The association is working with lawmakers on a legislative package it hopes to put forward this year to rebalance medical liability in the commonwealth. Such efforts, Stallings said, could help reverse the trend of declining maternity care; she cited malpractice liability rates and low reimbursements as key factors in the March closure of The Lifecycle Wellness and Birth Center in Bryn Mawr, a Philadelphia suburb, which served the community for 47 years.
Community, heal thyself
The longer-term answer may include encouraging those same rural residents to take active roles in their communities’ healthcare renaissance.
Rapp said she and Frankel are working on strategies to bolster the healthcare workforce pipeline in conjunction with the Center for Rural Pennsylvania, a bipartisan, bicameral legislative agency within the General Assembly that functions as a resource for rural policy.
Recent conversations, Rapp said, have included proposals for state career centers to bolster training in health professions, as well as allowing high school students interested in health careers to shadow workers at local hospitals.
Absent foreign recruitment, “we have to have our younger people, or maybe some adults, who would choose to change their careers … and obtain the education that they need to be qualified,” said Rapp.
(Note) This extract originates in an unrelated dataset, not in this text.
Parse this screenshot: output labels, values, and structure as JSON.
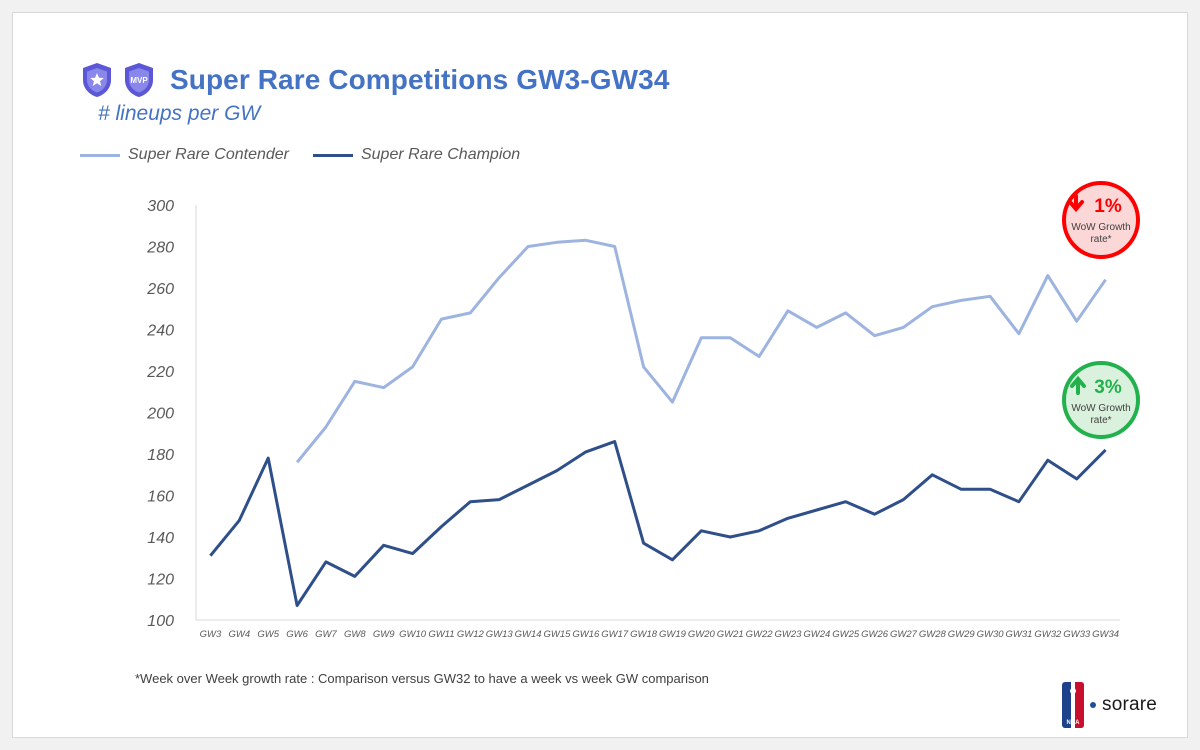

That amounts to years of training, even for nurses specializing in areas like obstetrics, and more than a decade to train an OB-GYN.
UPMC is among the institutions collaborating with local high schools and colleges on health workforce education and training, including clinical rotations and internships.
“Collaboration is the key to the future … working closely with partners across healthcare, education and government,” affirmed Annmarie Lyons, UPMC’s vice president for Women’s Health Services. “There is a critical need for sustained dialogue and innovative, sustainable approaches.”
Among those, she told City & State, is the health system’s “Train rural, stay rural” strategy, which includes rural residency and fellowship programs that prepare clinicians to practice in underserved areas.
UPMC’s Schools of Nursing are a major cultivator of the region’s health workforce pipeline, graduating 600 nurses in 2025. In addition to expanding cohorts at its existing campuses, the system also recently announced new Schools of Nursing at UPMC locations in Altoona and Erie.
In Warren, Dan Grolemund also touts a “homegrown” workforce initiative that brings the county’s 10th- through 12th-graders to tour Warren General Hospital. Those interested can sign up for job-shadowing experiences in 26 health professions, and the hospital will eventually pledge to help secure scholarships for future study.
“It won’t change everything in the next six months or a year,” the CEO reflected. “But it will help us, as the future of our community, to get our kids interested in healthcare – and wanting to come back to Warren County, to serve their community here.”